Произошло замешательство. Но Устинья Спиридоновна сделала строгий выговор Лазарю, и Лазарь утих. Он, видимо, смирялся перед женою. Она как будто подавляла его. И когда все успокоилось, она снова начала:

– Достатков у нас хватит: маленькая добычка, да большой бережь – век проживем; а ты вот, Лазарь, чем об воде-то печалиться, послал бы малую толику отцу Кипру, он бы, отец-то Кипр, и роздал по бедняйшим. Не хвались серебром, хвались добром, говорит пословица. От честной наживы бог жертву любит, милый ты мой… злато-серебро сумой у нас не пахнет – все накоплено вольным торгом да честным трудом… Не обмерено, не обвешено, с росту не награблено! – Все последнее Устинья Спиридоновна произнесла, видимо, для нас, и произнесла с гордостью.

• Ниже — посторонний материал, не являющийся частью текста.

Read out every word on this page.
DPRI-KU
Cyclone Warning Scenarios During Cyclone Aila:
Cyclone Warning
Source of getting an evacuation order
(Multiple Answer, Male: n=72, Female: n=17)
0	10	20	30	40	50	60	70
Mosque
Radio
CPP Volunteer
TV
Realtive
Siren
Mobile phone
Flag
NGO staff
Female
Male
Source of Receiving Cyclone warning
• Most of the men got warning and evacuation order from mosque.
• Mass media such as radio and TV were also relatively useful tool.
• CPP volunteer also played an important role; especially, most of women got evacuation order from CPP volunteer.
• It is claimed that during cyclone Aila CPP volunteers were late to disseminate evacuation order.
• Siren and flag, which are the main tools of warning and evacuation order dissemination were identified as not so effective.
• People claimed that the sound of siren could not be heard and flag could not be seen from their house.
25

Обед кончился прямо умилительной сценой: подвыпивший Лазарь, воскликнув: «Правда твоя, баба моя сердечная, Устинья Спиридоновна!» распахнул поддевку и, выхватив из бокового кармана туго набитый бумажник, вынул оттуда две сторублевых.

– Пусть идут к отцу Кипру! – сказал он, причем и глаза и лицо его изъявили какое-то беззаветное молодечество. – Зови Мартишку, пусть везет к отцу Кипру… Мы за этим не постоим!

Явился Мартишка.

Лазарь подошел к самому лицу Мартишки и, шелестя перед его носом деньгами, сказал:

– Вот видишь две сотельных? Гляди сюда: вот одна, вот другая… Теперича садись ты на буланого и катай к отцу Кипру. Духом скатай! Подашь ты отцу Кипру деньги и скажешь: Лазарь, мол, Парамоныч поклон тебе шлет, слышишь? Это первое дело. Второе дело, жертвует, мол, Лазарь Парамоныч от своего богачества на убогих две сотельных и чтоб не иначе, как через отца Кипра. Понял?.. Да ты гляди на меня, аль рожу-то тебе свело!.. Хе-хе-хе… У меня, голубь ты мой, дельце до тебя малое есть – посчитаться бы нам надо с тобой, ну, да уж катай в Криворожье, ужо сочтемся…

Лазарь Парамоныч, с какой-то милой ехидностью, ткнул несколько смущенного Мартишку в живот и, передав ему деньги, проводил его.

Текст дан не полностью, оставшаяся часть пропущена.